In Hellblade: Senua’s Sacrifice, vestiremo i panni di Senua, una guerriera celtica affetta da schizofrenia, e seguiremo il suo viaggio nel regno dei morti (Helheim nella mitologia norrena) per recuperare l’anima del suo amato Dillion, ucciso come sacrificio dagli “uomini del nord” che non sono altri che i vichinghi. Fin dai primi istanti in cui prenderemo conoscenza con Senua ci renderemo conto che qualcosa non va, perché all’interno del sua testa sentirà delle voci che la disturberanno di continuo, e grazie all’audio binaurale le sentiremo anche noi come se fossimo dentro la sua testa. Queste voci porranno delle domande o ci chiederanno di fare delle scelte, che la protagonista ascolterà o ignorerà senza troppi problemi. A volte ci derideranno, ci augureranno la morte o stranamente ci aiuteranno nei combattimenti . Proseguendo durante il gioco scopriremo delle verità agghiaccianti su ciò che le successe e, in alcune scene, verremo addirittura catapultati al di fuori della protagonista: lei intavolerà dei discorsi come se fossimo direttamente tirati in causa e ci guarderà dritto negli occhi. Durante il nostro viaggio incontreremo una sorta di spirito che vaga per il regno dei morti che diverrà un voce a volte fuoricampo che ci narrerà la sua storia o ci darà lezioni sulla cultura norrena. Scopriremo che la madre di Senua era affetta dal suo stesso problema, dando così credibilità alla sua malattia e alla ereditarietà. Il padre, il druido del villaggio, cercò di curarla usando le sue doti e non riuscendoci la isolò dal resto del mondo. Ma lei riuscì a scappare e vagò solitaria nei boschi, dopo i combattimenti sostenuti e dopo aver sconfitto diverse divinità appartenenti al mondo di Hellheim: Surt gigante che controlla il fuoco e Valravn un corvo padrone delle abilità illusorie.
La realtà dei fatti
Finendo il gioco, si viene portati a pensare che il viaggio compiuto da Senua sia tutto frutto della sua immaginazione, dovuto allo scatenarsi della schizofrenia scoppiata dopo la perdita del suo amato e che quindi tutto ciò che abbiamo visto e sentito non fosse per niente reale. Come abbiamo detto qualche riga sopra, la schizofrenia è ereditaria ed il fattore scatenante può essere la caduta in depressione dell’individuo, che lo porta a vivere queste esperienze come se qualcuno entrasse nella sua testa e prendesse possesso del corpo e della mente, portando l’individuo ad atti di autolesionismo (come accade a Senua in alcuni frangenti). Le voci che sentiamo rappresentano i pensieri che prendono il controllo in uno schizofrenico, voci che rappresentano le sensazioni che in quel momento gli passano per la testa. Un viaggio immersivo che gli sviluppatori di Hellblade: Senua’s Sacrifice sono riusciti a trasporre in un gioco grazie anche alla stretta collaborazione con due psichiatri dell’università di Cambridge che hanno seguito fin da subito il progetto, per far sì che il gioco fosse più realistico possibile.

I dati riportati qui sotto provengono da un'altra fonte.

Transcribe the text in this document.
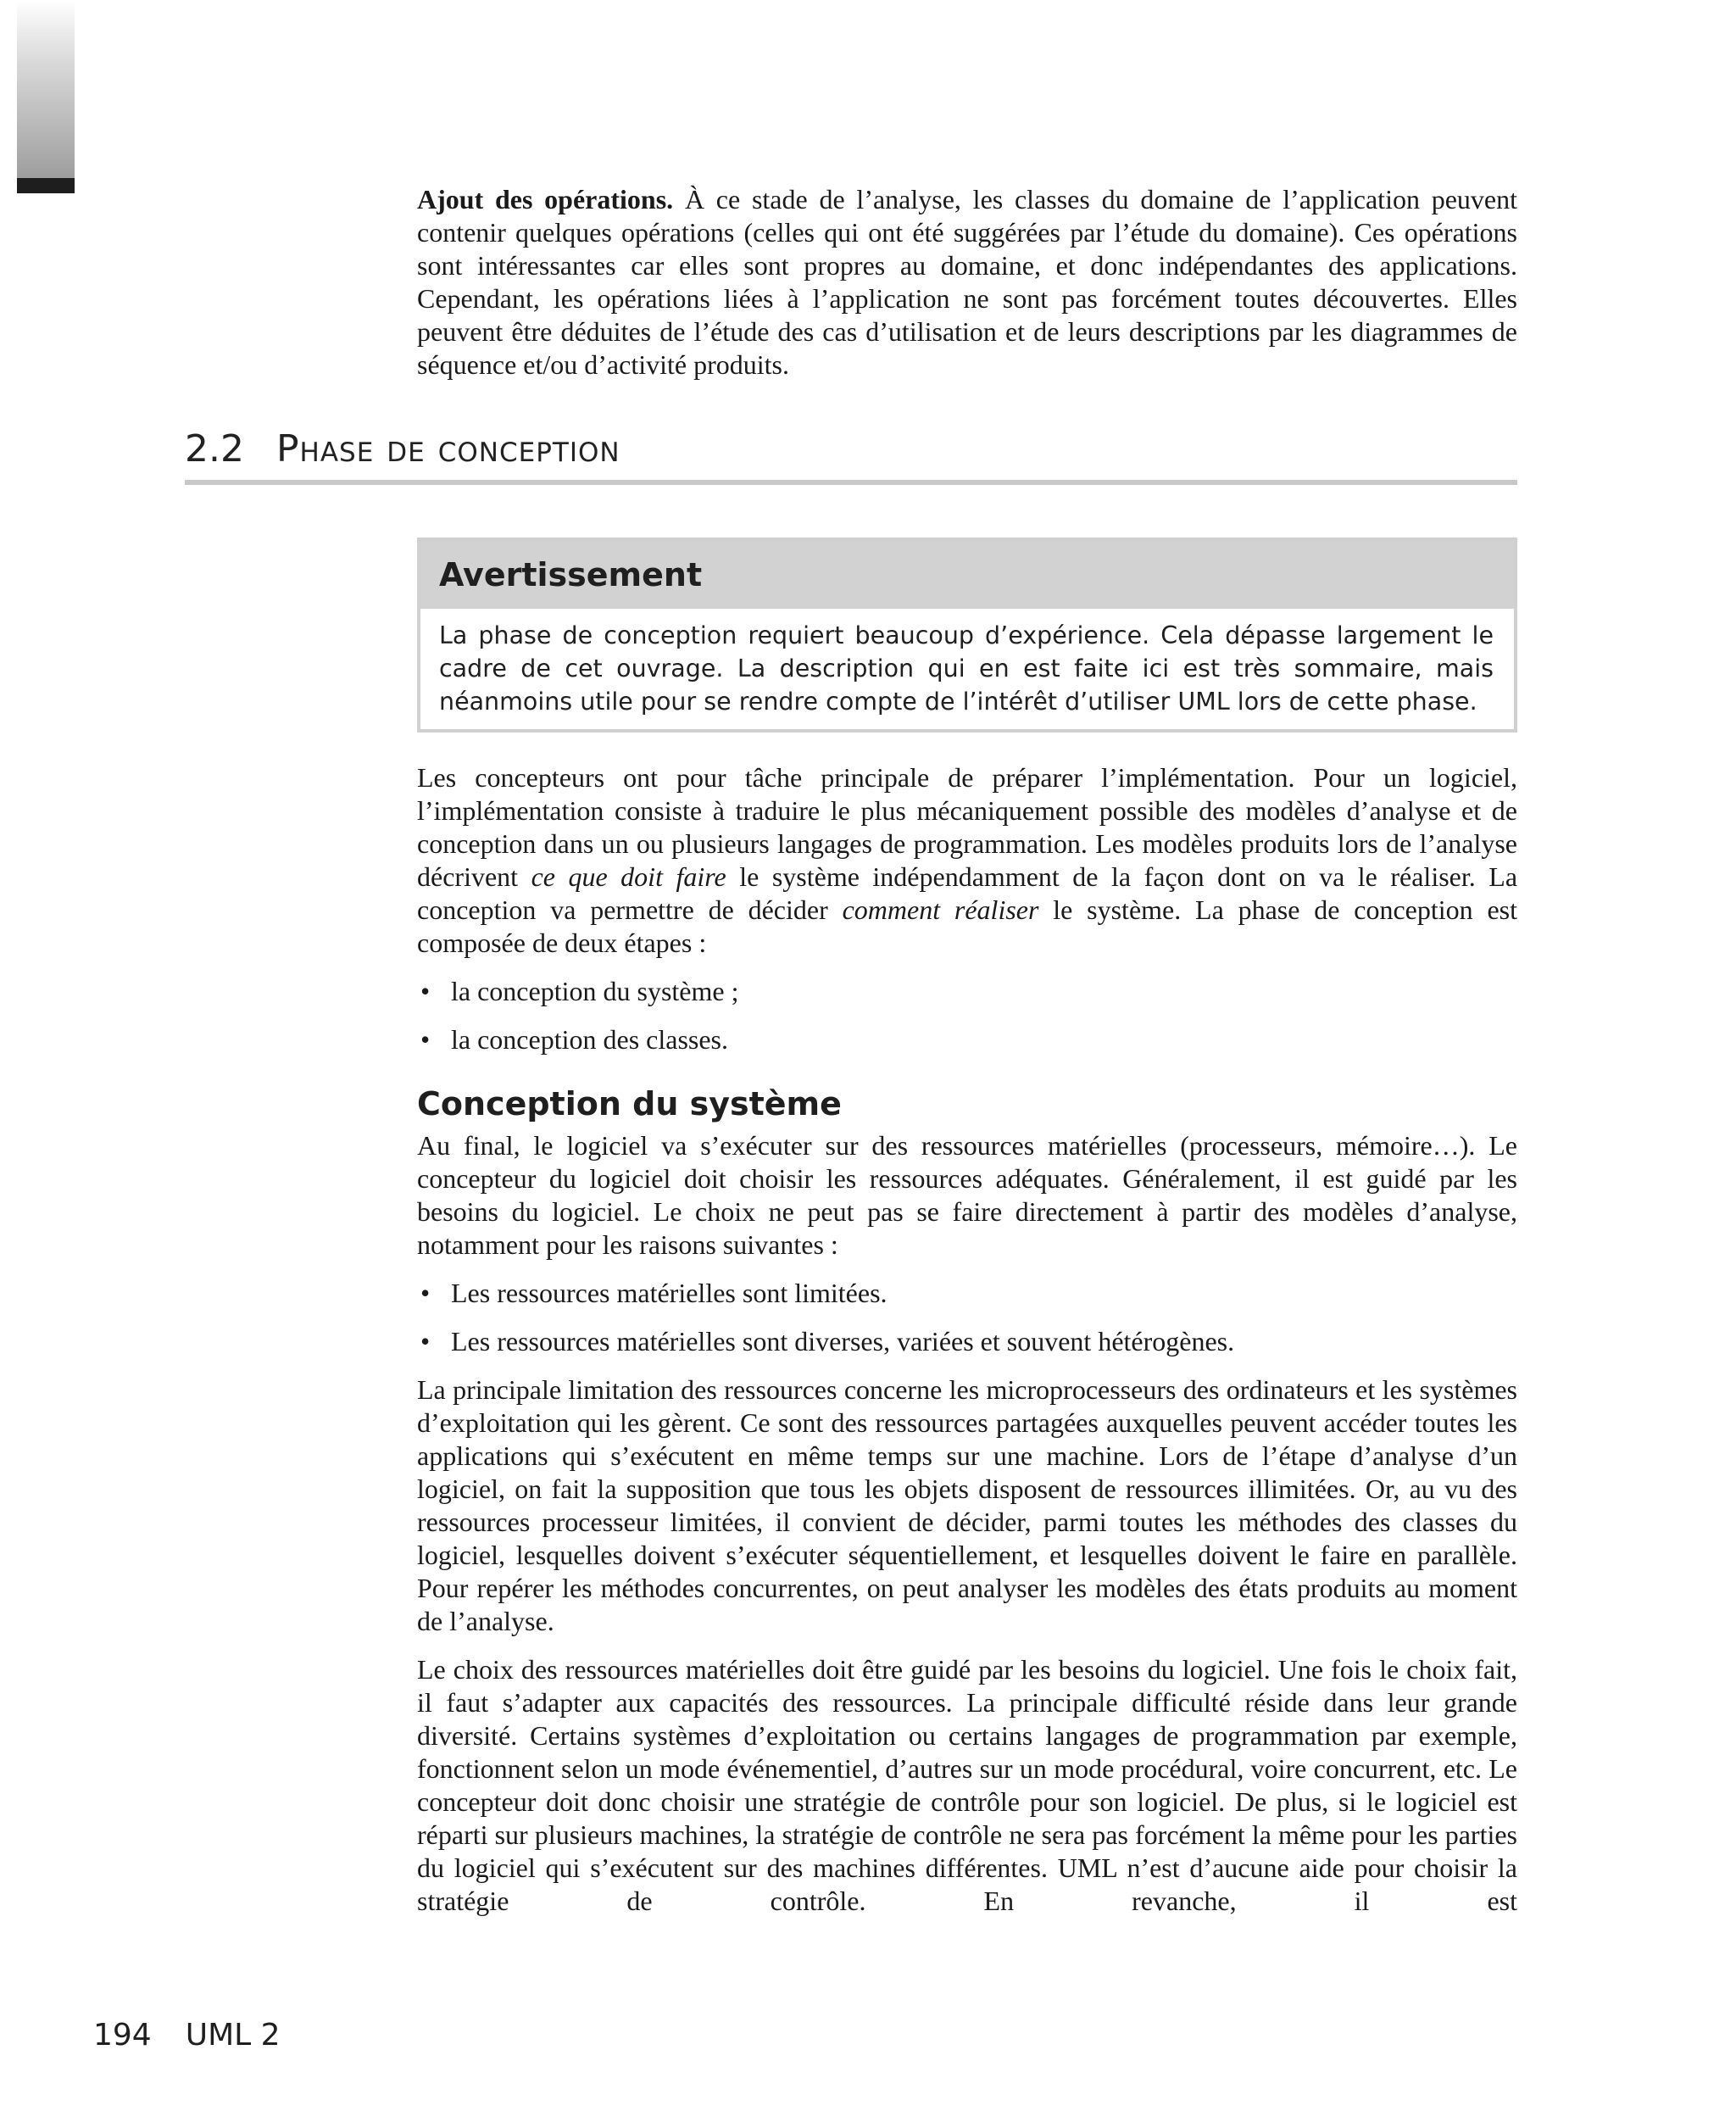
Ajout des opérations. À ce stade de l’analyse, les classes du domaine de l’application peuvent contenir quelques opérations (celles qui ont été suggérées par l’étude du domaine). Ces opérations sont intéressantes car elles sont propres au domaine, et donc indépendantes des applications. Cependant, les opérations liées à l’application ne sont pas forcément toutes découvertes. Elles peuvent être déduites de l’étude des cas d’utilisation et de leurs descriptions par les diagrammes de séquence et/ou d’activité produits.

2.2 Phase de conception
Avertissement
La phase de conception requiert beaucoup d’expérience. Cela dépasse largement le cadre de cet ouvrage. La description qui en est faite ici est très sommaire, mais néanmoins utile pour se rendre compte de l’intérêt d’utiliser UML lors de cette phase.

Les concepteurs ont pour tâche principale de préparer l’implémentation. Pour un logiciel, l’implémentation consiste à traduire le plus mécaniquement possible des modèles d’analyse et de conception dans un ou plusieurs langages de programmation. Les modèles produits lors de l’analyse décrivent ce que doit faire le système indépendamment de la façon dont on va le réaliser. La conception va permettre de décider comment réaliser le système. La phase de conception est composée de deux étapes :

• la conception du système ;
• la conception des classes.
Conception du système

Au final, le logiciel va s’exécuter sur des ressources matérielles (processeurs, mémoire…). Le concepteur du logiciel doit choisir les ressources adéquates. Généralement, il est guidé par les besoins du logiciel. Le choix ne peut pas se faire directement à partir des modèles d’analyse, notamment pour les raisons suivantes :

• Les ressources matérielles sont limitées.
• Les ressources matérielles sont diverses, variées et souvent hétérogènes.

La principale limitation des ressources concerne les microprocesseurs des ordinateurs et les systèmes d’exploitation qui les gèrent. Ce sont des ressources partagées auxquelles peuvent accéder toutes les applications qui s’exécutent en même temps sur une machine. Lors de l’étape d’analyse d’un logiciel, on fait la supposition que tous les objets disposent de ressources illimitées. Or, au vu des ressources processeur limitées, il convient de décider, parmi toutes les méthodes des classes du logiciel, lesquelles doivent s’exécuter séquentiellement, et lesquelles doivent le faire en parallèle. Pour repérer les méthodes concurrentes, on peut analyser les modèles des états produits au moment de l’analyse.

Le choix des ressources matérielles doit être guidé par les besoins du logiciel. Une fois le choix fait, il faut s’adapter aux capacités des ressources. La principale difficulté réside dans leur grande diversité. Certains systèmes d’exploitation ou certains langages de programmation par exemple, fonctionnent selon un mode événementiel, d’autres sur un mode procédural, voire concurrent, etc. Le concepteur doit donc choisir une stratégie de contrôle pour son logiciel. De plus, si le logiciel est réparti sur plusieurs machines, la stratégie de contrôle ne sera pas forcément la même pour les parties du logiciel qui s’exécutent sur des machines différentes. UML n’est d’aucune aide pour choisir la stratégie de contrôle. En revanche, il est

194 UML 2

“Le tematiche trattate in questo genere di giochi sono veramente importanti e ci permettono di capire cose che altrimenti non saremo mai in grado di comprendere”
Uno schiaffo morale a chi dice che “i videogiochi istigano alla violenza”!
Bellissimo quest’articolo, i videogiochi tante volte non ricevono le giuste considerazioni da tante persone. Complimenti Luca ?
Bellissimo ed interessante, senza esser troppo tecnico sei riuscito a far capire ogni singola parte del tuo ragionamento. Una visione del genere fa bene al mondo videoludico e a chi i videogiochi li demonizza. Giochi che divulgano dunque, che educano e che sensibilizzano, nel linguaggio che i videogames conoscono, ovviamente. Grazie per questo articolo e l’idea che ci sta sotto, servirebbero più articoli come questo perché la gente capisca il valore che sta dietro ad una forma espressiva che non è solo puro divertimento e fine a se stesso. Ancora complimenti!
Bellissimo articolo! Credo che MADeline (pazza) e BADeline (cattiva) sia un bellissimo gioco di parole e simboli.